Dengan memperhatikan keadaan diatas, saya berpendapat sangat sulit bagi saya untuk dapat menjalankan tugas pemerintahan negara dan pembangunan dengan baik. Oleh karena itu, dengan memperhatikan ketentuan Pasal 8 UUD 1945, dan setelah dengan sungguh-sungguh memperhatikan pandangan Pimpinan Dewan Perwakilan Rakyat dan Pimpinan Fraksi-Fraksi yang ada di dalamnya, saya memutuskan untuk menyatakan berhenti dari jabatan saya sebagai Presiden Republik Indonesia, terhitung sejak saya bacakan Pernyataan ini, pada hari ini, Kamis, 21 Mei 1998 …

Pidato selengkapnya dapat di cari sendiri di google ya.

Masih teringat jelas ketika kata “berhenti” terucap dari mulut Presiden Soeharto waktu itu, hampir semua mahasiswa Indonesia di seluruh pelosok dunia seketika bersorak gembira. Termasuk aku waktu itu yang menyaksikannya di kantin kampus salah satu Universitas di Australia.
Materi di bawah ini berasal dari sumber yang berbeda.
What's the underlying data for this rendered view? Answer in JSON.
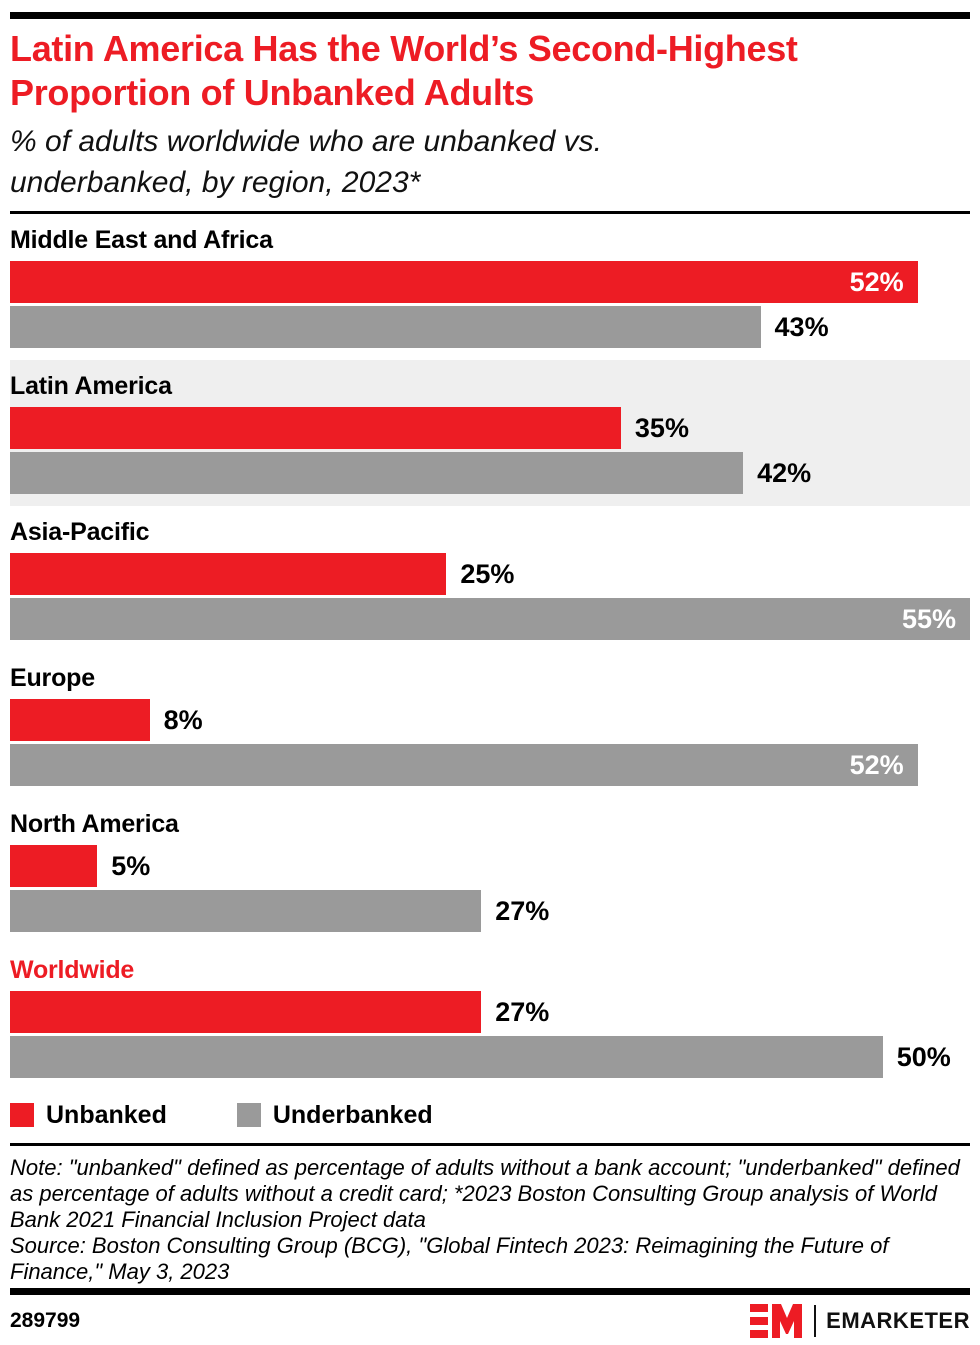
{
  "header": {
    "title": "Latin America Has the World’s Second-Highest\nProportion of Unbanked Adults",
    "subtitle": "% of adults worldwide who are unbanked vs.\nunderbanked, by region, 2023*"
  },
  "chart_data": {
    "type": "bar",
    "orientation": "horizontal",
    "title": "Latin America Has the World’s Second-Highest Proportion of Unbanked Adults",
    "subtitle": "% of adults worldwide who are unbanked vs. underbanked, by region, 2023*",
    "value_suffix": "%",
    "xmax": 55,
    "grid": false,
    "legend_position": "bottom",
    "categories": [
      "Middle East and Africa",
      "Latin America",
      "Asia-Pacific",
      "Europe",
      "North America",
      "Worldwide"
    ],
    "series": [
      {
        "name": "Unbanked",
        "color": "#ed1c24",
        "values": [
          52,
          35,
          25,
          8,
          5,
          27
        ],
        "labels_inside": [
          true,
          false,
          false,
          false,
          false,
          false
        ]
      },
      {
        "name": "Underbanked",
        "color": "#9a9a9a",
        "values": [
          43,
          42,
          55,
          52,
          27,
          50
        ],
        "labels_inside": [
          false,
          false,
          true,
          true,
          false,
          false
        ]
      }
    ],
    "highlighted_category": "Latin America",
    "emphasized_category": "Worldwide"
  },
  "legend": {
    "items": [
      {
        "label": "Unbanked",
        "color": "#ed1c24"
      },
      {
        "label": "Underbanked",
        "color": "#9a9a9a"
      }
    ]
  },
  "notes": {
    "note": "Note: \"unbanked\" defined as percentage of adults without a bank account; \"underbanked\" defined as percentage of adults without a credit card; *2023 Boston Consulting Group analysis of World Bank 2021 Financial Inclusion Project data",
    "source": "Source: Boston Consulting Group (BCG), \"Global Fintech 2023: Reimagining the Future of Finance,\" May 3, 2023"
  },
  "footer": {
    "chart_id": "289799",
    "brand": "EMARKETER",
    "logo_monogram": "EM"
  },
  "colors": {
    "accent_red": "#ed1c24",
    "bar_gray": "#9a9a9a",
    "highlight_bg": "#efefef",
    "rule_black": "#000000",
    "inside_label_text": "#ffffff"
  }
}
Jiwa muda ini langsung bersorak gembira, serasa menang perang dan bersiap menikmati kemerdekaan yang sesungguhnya. Sok banget ya ☺ biarin deh. Hasilnya ternyata seperti sekarang ini hiks… 

Tapi apa mau dikata, kebahagiaan mendengar pengunduran diri Presiden Soeharto ternyata hanya berlangsung sekejap saja. Kondisi ekonomi Indonesia saat itu semakin memburuk dan itu bisa dilihat dengan semakin menurunnya nilai tukar rupiah terhadap mata uang asing. Walhasil, akupun mulai mendengar satu satu teman-teman mahasiswa di Australia berpamitan pulang kampung tidak melanjutkan kuliahnya. 

Ancaman pulang kampungpun tidak hanya melanda teman teman aku saja, tapi aku dan teman teman satu apartmen juga dihantui ketakutan yang sama. Ditemani siaran mengenai Indonesia di saluran TV ABC Australia, hari itu akusemua seperti biasa berkumpul di ruang tengah, membicarakan masa depan akudi Australia.  Akhirnya akuputuskan untuk tetap melanjutkan kuliah disini dengan semua resikonya. 

Termasuk dengan pilihan untuk mencari pekerjaan part time di sini, untuk menambah nambah uang kiriman orang tua yang sudah mulai seret. 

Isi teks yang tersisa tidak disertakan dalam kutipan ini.